Underwater environments present unique challenges for robotic operation, including complex hydrodynamics, limited visibility, and constrained communication. Although data-driven approaches have advanced embodied intelligence in terrestrial robots and enabled task-specific autonomous underwater robots, developing underwater intelligence capable of autonomously performing multiple tasks remains highly challenging, as large-scale, high-quality underwater datasets are still scarce. To address these limitations, we introduce USIM, a simulation-based multi-task Vision-Language-Action (VLA) dataset for underwater robots. USIM comprises over 561K frames from 1,852 trajectories, totaling approximately 15.6 hours of BlueROV2 interactions across 20 tasks in 9 diverse scenarios, ranging from visual navigation to mobile manipulation. Building upon this dataset, we propose U0, a VLA model for general underwater robots, which integrates binocular vision and other sensor modalities through multimodal fusion, and further incorporates a convolution-attention-based perception focus enhancement module (CAP) to improve spatial understanding and mobile manipulation. Across tasks such as inspection, obstacle avoidance, scanning, and dynamic tracking, the framework achieves a success rate of 80%, while in challenging mobile manipulation tasks, it reduces the distance to the target by 21.2% compared with baseline methods, demonstrating its effectiveness. USIM and U0 show that VLA models can be effectively applied to underwater robotic applications, providing a foundation for scalable dataset construction, improved task autonomy, and the practical realization of intelligent general underwater robots.
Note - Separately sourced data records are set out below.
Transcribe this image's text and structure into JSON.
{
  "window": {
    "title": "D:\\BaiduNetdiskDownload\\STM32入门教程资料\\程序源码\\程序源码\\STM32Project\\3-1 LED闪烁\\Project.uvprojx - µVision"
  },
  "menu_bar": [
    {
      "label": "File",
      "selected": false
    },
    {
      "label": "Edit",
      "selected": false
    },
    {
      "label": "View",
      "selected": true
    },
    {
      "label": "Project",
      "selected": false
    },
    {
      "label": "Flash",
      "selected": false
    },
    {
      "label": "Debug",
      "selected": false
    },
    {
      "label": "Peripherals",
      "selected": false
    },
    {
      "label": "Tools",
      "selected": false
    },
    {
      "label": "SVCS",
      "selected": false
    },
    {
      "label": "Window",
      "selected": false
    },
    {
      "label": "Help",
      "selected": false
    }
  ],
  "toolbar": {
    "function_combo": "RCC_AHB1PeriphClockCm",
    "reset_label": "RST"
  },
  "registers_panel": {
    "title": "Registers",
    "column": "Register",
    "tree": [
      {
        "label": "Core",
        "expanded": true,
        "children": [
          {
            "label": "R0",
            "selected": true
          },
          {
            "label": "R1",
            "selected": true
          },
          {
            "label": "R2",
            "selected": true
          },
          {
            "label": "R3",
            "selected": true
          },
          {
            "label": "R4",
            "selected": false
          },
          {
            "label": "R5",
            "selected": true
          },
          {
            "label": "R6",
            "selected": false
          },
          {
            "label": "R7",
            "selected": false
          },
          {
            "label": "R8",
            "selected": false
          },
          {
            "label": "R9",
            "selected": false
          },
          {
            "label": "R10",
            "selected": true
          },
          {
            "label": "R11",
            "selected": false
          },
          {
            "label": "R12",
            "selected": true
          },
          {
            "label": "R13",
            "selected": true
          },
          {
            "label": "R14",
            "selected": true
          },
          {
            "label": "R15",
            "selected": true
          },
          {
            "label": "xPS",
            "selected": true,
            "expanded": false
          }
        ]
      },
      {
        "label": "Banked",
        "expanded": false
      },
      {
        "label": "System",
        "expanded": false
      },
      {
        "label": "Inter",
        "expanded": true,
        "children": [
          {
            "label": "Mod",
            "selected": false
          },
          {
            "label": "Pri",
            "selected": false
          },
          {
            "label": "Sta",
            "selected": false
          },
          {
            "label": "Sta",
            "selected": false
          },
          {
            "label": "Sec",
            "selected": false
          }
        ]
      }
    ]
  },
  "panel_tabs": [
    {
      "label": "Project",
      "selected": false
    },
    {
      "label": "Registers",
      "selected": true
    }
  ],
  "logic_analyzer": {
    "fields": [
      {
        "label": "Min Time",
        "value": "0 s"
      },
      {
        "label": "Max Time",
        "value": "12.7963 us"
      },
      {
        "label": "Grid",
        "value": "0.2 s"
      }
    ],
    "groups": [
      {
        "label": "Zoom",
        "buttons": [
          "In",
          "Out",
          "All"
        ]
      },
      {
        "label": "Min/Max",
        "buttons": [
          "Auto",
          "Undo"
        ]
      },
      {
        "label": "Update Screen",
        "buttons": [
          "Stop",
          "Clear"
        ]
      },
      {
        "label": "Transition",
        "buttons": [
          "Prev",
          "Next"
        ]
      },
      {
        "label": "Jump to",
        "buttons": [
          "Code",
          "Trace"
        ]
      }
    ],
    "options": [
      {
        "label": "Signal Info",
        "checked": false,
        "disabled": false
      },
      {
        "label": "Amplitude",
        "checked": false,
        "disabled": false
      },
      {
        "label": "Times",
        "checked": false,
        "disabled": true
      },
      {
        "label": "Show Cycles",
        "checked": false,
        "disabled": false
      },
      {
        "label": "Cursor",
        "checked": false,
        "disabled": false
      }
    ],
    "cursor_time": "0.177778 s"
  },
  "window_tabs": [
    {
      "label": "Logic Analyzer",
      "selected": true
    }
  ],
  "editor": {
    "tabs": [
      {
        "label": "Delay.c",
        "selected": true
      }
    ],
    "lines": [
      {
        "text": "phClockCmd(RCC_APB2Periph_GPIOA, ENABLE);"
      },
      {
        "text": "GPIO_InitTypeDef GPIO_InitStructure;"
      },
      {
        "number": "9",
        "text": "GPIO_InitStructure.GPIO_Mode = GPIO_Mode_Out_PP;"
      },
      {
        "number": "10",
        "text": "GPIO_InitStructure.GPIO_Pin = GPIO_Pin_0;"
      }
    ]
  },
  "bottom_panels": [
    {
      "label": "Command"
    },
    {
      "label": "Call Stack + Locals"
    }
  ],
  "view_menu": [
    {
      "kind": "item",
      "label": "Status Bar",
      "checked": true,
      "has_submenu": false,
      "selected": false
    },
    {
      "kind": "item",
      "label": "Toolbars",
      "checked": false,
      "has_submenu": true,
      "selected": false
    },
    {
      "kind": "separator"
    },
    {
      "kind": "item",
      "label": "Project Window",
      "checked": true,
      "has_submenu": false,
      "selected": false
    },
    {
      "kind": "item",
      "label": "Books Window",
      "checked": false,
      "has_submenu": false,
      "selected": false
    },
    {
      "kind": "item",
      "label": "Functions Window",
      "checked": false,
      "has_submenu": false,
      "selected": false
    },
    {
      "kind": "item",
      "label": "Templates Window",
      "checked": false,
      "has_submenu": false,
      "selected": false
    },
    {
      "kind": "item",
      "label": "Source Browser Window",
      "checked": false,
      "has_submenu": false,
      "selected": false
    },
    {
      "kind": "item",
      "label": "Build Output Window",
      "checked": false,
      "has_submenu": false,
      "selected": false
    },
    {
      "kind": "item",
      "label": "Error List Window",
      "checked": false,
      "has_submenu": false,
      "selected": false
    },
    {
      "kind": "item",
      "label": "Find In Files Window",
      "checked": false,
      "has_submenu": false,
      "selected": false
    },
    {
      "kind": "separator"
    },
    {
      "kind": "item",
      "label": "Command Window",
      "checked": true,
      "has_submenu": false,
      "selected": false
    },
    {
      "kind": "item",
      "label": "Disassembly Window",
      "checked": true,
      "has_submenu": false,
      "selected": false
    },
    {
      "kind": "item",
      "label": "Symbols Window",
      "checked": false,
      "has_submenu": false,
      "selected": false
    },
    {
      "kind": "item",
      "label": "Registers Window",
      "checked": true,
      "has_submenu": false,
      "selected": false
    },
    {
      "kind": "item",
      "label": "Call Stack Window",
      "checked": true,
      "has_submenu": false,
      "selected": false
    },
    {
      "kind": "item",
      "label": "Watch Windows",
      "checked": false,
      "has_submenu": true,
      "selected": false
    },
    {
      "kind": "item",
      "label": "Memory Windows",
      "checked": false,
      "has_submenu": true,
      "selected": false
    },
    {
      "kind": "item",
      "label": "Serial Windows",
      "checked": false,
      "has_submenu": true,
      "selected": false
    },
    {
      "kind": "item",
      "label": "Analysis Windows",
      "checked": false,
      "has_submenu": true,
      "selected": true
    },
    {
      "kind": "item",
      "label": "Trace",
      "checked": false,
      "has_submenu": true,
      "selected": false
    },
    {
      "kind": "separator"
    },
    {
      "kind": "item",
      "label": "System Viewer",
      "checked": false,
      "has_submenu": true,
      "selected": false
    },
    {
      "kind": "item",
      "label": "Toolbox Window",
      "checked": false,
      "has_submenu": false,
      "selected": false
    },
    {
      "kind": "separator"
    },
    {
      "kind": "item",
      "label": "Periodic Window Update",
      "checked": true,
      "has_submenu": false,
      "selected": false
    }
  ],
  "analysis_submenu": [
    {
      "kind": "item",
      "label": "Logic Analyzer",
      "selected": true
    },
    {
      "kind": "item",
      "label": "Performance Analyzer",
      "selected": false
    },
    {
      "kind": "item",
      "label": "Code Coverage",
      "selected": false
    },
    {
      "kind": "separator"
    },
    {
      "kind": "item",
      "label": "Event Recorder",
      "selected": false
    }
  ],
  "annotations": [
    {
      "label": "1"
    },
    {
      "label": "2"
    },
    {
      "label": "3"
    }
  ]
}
翻译：水下环境为机器人操作带来独特挑战，包括复杂流体动力学、有限能见度及受限通信条件。尽管数据驱动方法已推动地面机器人具身智能的发展，并实现了面向特定任务的自主水下机器人，但开发能够自主执行多任务的水下智能体仍极具挑战，主要原因在于大规模、高质量的水下数据集依然稀缺。为突破这些限制，我们提出USIM——一个基于仿真的多任务视觉-语言-动作（VLA）水下机器人数据集。USIM包含来自1,852条轨迹的超过561K帧数据，总计约15.6小时的BlueROV2交互记录，涵盖9种不同场景中的20项任务，范围从视觉导航到移动操作。基于此数据集，我们进一步提出U0——面向通用水下机器人的VLA模型。该模型通过多模态融合集成双目视觉与其他传感器模态，并引入基于卷积-注意力的感知聚焦增强模块（CAP）以提升空间理解与移动操作能力。在检测、避障、扫描及动态跟踪等任务中，该框架实现了80%的成功率；在具有挑战性的移动操作任务中，相较于基线方法，其与目标距离平均缩短21.2%，验证了模型的有效性。USIM与U0表明VLA模型能够有效应用于水下机器人领域，为可扩展数据集构建、增强任务自主性及实现智能通用水下机器人提供了重要基础。